L’importance du dialogue est également perceptible dans la place laissée aux discours. Le dernier tiers du film laisse la place à une allocution de plusieurs minutes, lors des débats qui opposent Lincoln à Douglas pour l’élection au Sénat. Sherwood mêle dans cette homélie plusieurs discours prononcés par Abe, dont celui, resté célèbre, dit de « la maison divisée » (divided-house speech). Douglas gagne l’élection, mais Lincoln se fait connaître dans le pays entier pour ses talents d’orateur hors pair. Deux ans plus tard, il sera désigné candidat républicain à la présidence des États-Unis et gagnera… contre Douglas !
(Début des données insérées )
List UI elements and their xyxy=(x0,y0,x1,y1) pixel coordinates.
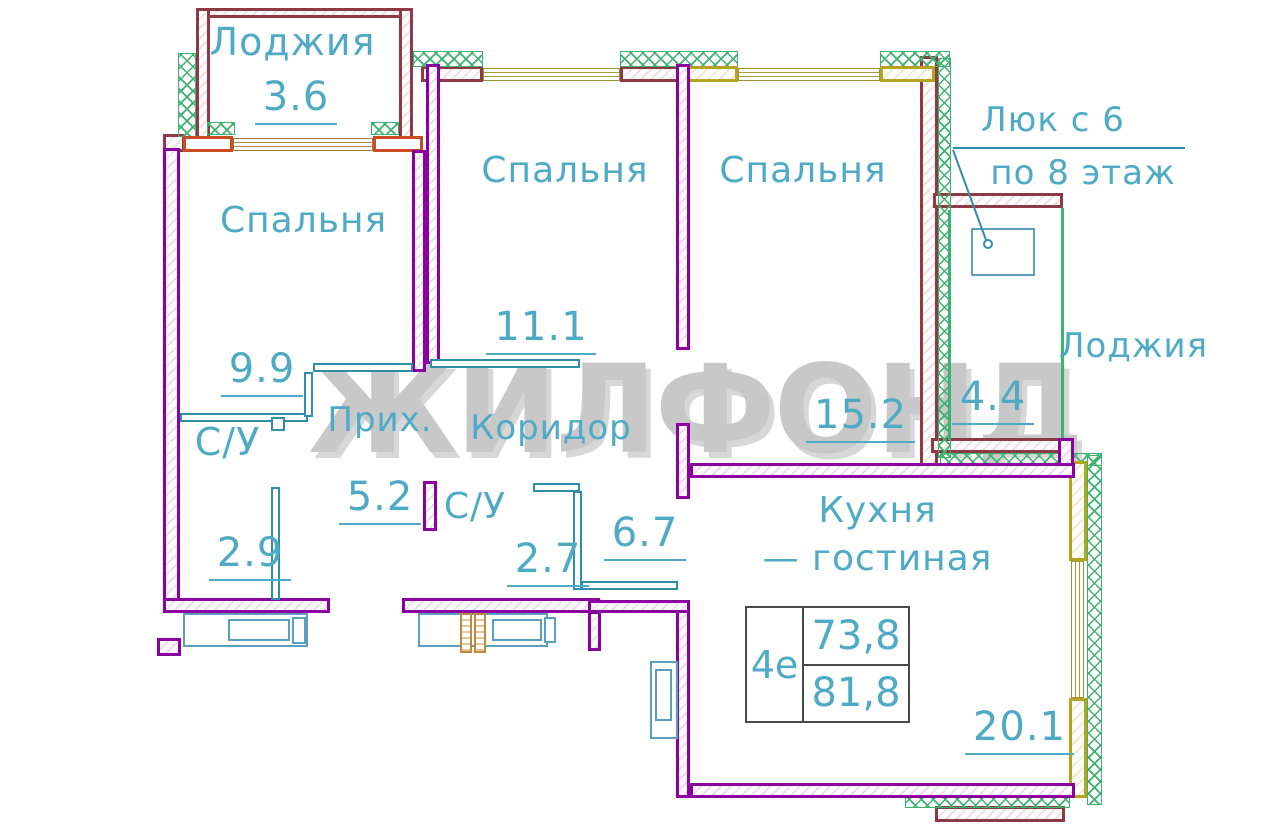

Pas question, pour autant, de laisser exploser sa joie : le soir de la victoire voit un Lincoln attristé, écrasé par le poids des responsabilités, regrettant d’avoir fait « de mauvaises promesses qu’il faudra tenir ». À quelqu’un qui demande, au quartier général du vainqueur, s’il est « possible que cet homme veuille ne pas gagner l’élection », la réponse est unanimement positive. Et Herndon de rétorquer : « Aimeriez-vous être président en ce moment ? Alors que le Sud a amassé 10 000 volontaires prêts à se battre ? Alors que le Sud annonce qu’il fera sécession en cas de victoire de Lincoln, avec dix autres États prêts à les suivre ? »

"Abe Lincoln in Illinois" a le mérite de raconter l’histoire d’un homme partagé entre sa bonne humeur naturelle et ses zones d’ombre, suivant une destinée toute tracée à laquelle il n’a tout simplement pas envie de croire, parce que poussé sans cesse par ses proches : un associé, Herndon, désireux de réveiller en lui un sentiment anti-esclavagiste qui sommeille depuis son premier voyage à la Nouvelle Orléans, et une femme, Mary, plus ambitieuse envers son mari que lui-même ne l’aura jamais été. Le train qui quitte la gare de Springfield, dernier plan du film, menant Lincoln vers Washington tandis que la foule amassée entonne "His Truth is Marchin’ On", est aussi, prophétiquement, le train qui emmène l’Amérique à la guerre et le président, inexorablement, vers sa mort. Car Lincoln c’est aussi cet homme qui, absorbé par sa mélancolie, avait une conscience diffuse mais répétée de ses responsabilités et sa propre mortalité.